At Wolstanton, in the Potteries, there was a somewhat fussy verger called Oakes. On one occasion, just at the time of the year when it was doubtful whether lights would be wanted or no, and when they had not yet been lighted for evening service, a stranger, who was a very smart young clergyman, was reading the lessons and had some difficulty in seeing. He had on a pair of delicate lavender kid gloves. The verger, perceiving his difficulty, went to the vestry, got two candles, lighted them, and walked to the lectern, before which he stood solemnly holding the candles (without candlesticks) in his hands. This was sufficiently trying to the congregation, but suddenly some one rattled the latch of the west door, when Oakes, feeling that it was absolutely necessary to go and see what was the matter, thrust the two candles into the poor young clergyman's delicately gloved hands, and left him!

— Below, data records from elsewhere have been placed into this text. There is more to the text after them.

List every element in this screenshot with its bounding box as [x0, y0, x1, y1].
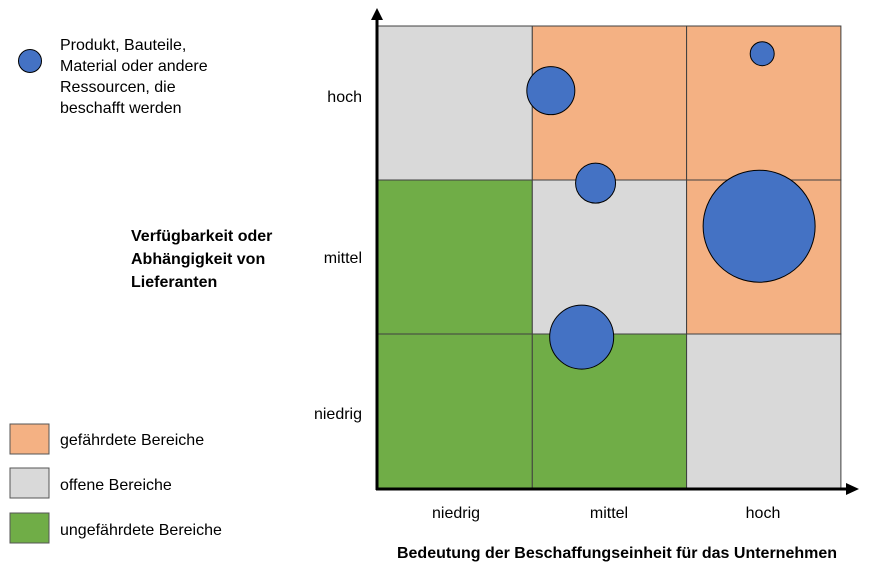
- y-axis-title: Verfügbarkeit oder Abhängigkeit von Lief…: [131, 228, 272, 291]
- item-bubble-1: [526, 66, 576, 116]
- item-bubble-4: [702, 169, 816, 283]
- item-legend-line-4: beschafft werden: [60, 100, 182, 117]
- item-legend-line-2: Material oder andere: [60, 58, 208, 75]
- matrix-cell-mittel-mittel: [531, 179, 688, 335]
- item-legend: Produkt, Bauteile, Material oder andere …: [18, 37, 208, 117]
- item-bubble-3: [575, 162, 617, 204]
- item-bubble-2: [749, 41, 775, 67]
- matrix-cell-mittel-niedrig: [531, 333, 688, 489]
- x-axis-title: Bedeutung der Beschaffungseinheit für da…: [397, 545, 837, 562]
- x-axis-arrow: [376, 483, 859, 495]
- matrix-cell-niedrig-hoch: [377, 25, 533, 181]
- matrix-cell-hoch-niedrig: [686, 333, 842, 489]
- y-level-high: hoch: [327, 89, 362, 106]
- matrix-items: [526, 41, 816, 370]
- x-level-low: niedrig: [432, 505, 480, 522]
- item-bubble-5: [549, 304, 615, 370]
- zone-legend-label-endangered: gefährdete Bereiche: [60, 432, 204, 449]
- zone-legend-swatch-open: [9, 467, 50, 499]
- item-legend-marker: [18, 49, 42, 73]
- matrix-cell-niedrig-mittel: [377, 179, 533, 335]
- x-level-mid: mittel: [590, 505, 628, 522]
- zone-legend: gefährdete Bereiche offene Bereiche unge…: [9, 423, 222, 544]
- zone-legend-label-open: offene Bereiche: [60, 477, 172, 494]
- y-axis-title-line-1: Verfügbarkeit oder: [131, 228, 272, 245]
- matrix-cell-niedrig-niedrig: [377, 333, 533, 489]
- y-level-low: niedrig: [314, 406, 362, 423]
- y-axis-title-line-2: Abhängigkeit von: [131, 251, 265, 268]
- y-axis-arrow: [371, 8, 383, 490]
- item-legend-line-1: Produkt, Bauteile,: [60, 37, 186, 54]
- zone-legend-swatch-endangered: [9, 423, 50, 455]
- item-legend-line-3: Ressourcen, die: [60, 79, 176, 96]
- zone-legend-label-safe: ungefährdete Bereiche: [60, 522, 222, 539]
- y-axis-title-line-3: Lieferanten: [131, 274, 217, 291]
- zone-legend-swatch-safe: [9, 512, 50, 544]
- y-level-mid: mittel: [324, 250, 362, 267]
- x-level-high: hoch: [746, 505, 781, 522]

At the church of Stratfieldsaye, where the Duke of Wellington was a regular attendant, a stranger was preaching, and the verger when he ended came up the stairs, opened the pulpit door a little way, slammed it to, and then opened it wide for the preacher to go out. He asked in the vestry why he had shut the door again while opening it, and the verger said, "We always do that, sir, to wake the duke."
A former young curate of Stoke being very anxious to do things rubrically, insisted on the ring being put on the "fourth finger" at a wedding he took. The woman resisted and said, "I would sooner die than be married on my little finger." The curate said, "But the rubric says so," whereupon the deus ex machinâ appeared in the shape of the parish clerk, who stepped forward and said, "In these cases, sir, the thoomb counts as a digit."
A gentleman going to see a ritualistic church in London was walking into the chancel when an official stepped forward and said, "You mustn't go in there." "Why not?" said the gentleman. "I'm put here to stop you," said the man. "Oh! I see," said the gentleman; "you're what they call the rude screen, aren't you?"
A clergyman in the diocese of Wakefield told me that when first he came to the parish he found things in a very neglected state, and among other changes he introduced an early celebration of the Holy Communion. An old clerk collected the offertory, and when he brought it up to the clergyman he said, "There's eight on 'em, but two 'asn't paid."
A verger was showing a lady over a church when she asked him if the vicar was a married man. "No, ma'am," he answered, "he's a chalybeate."